We (a) teach courses and (b) develop resource materials. Please click on our Courses menu item above to learn more about these valuable convenings. Resource materials are hard copy note books for teacher-participants in our summer in-services. Eventually these notebooks will become web resources written for teachers but useful to others, such as scout leaders and parents.

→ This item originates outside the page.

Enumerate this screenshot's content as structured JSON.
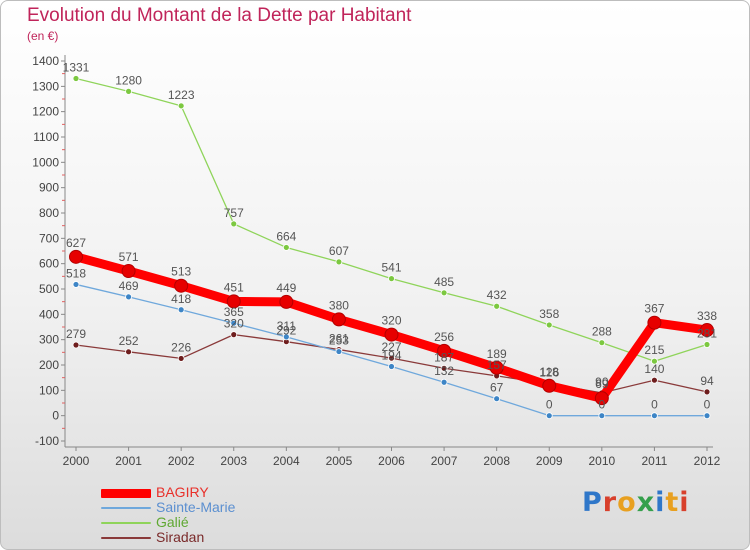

We focus our efforts. Our target audience is teachers, specifically Utah elementary teachers. Why? We are told that elementary teachers turn young people on or off to science. Many elementary teachers are women who role model that they “can’t do” science. However, most teachers are good story tellers. Most are interested in their neighborhoods, and in their students’ environment. We teach teachers how to use local geology to teach students about their rocks, their landscapes, their hazards, their resources, in short, their Earth system. We discourage memorization and rote vocabulary and encourage questions and stories. When a teacher tells an accurate story about a rock’s history, she teaches science. We have found that elementary school teachers are more likely to turn students on to science when they, themselves, are confident as well as competent in telling the history of our valley, the story of Great Salt Lake , the journey of a rock along the rock cycle.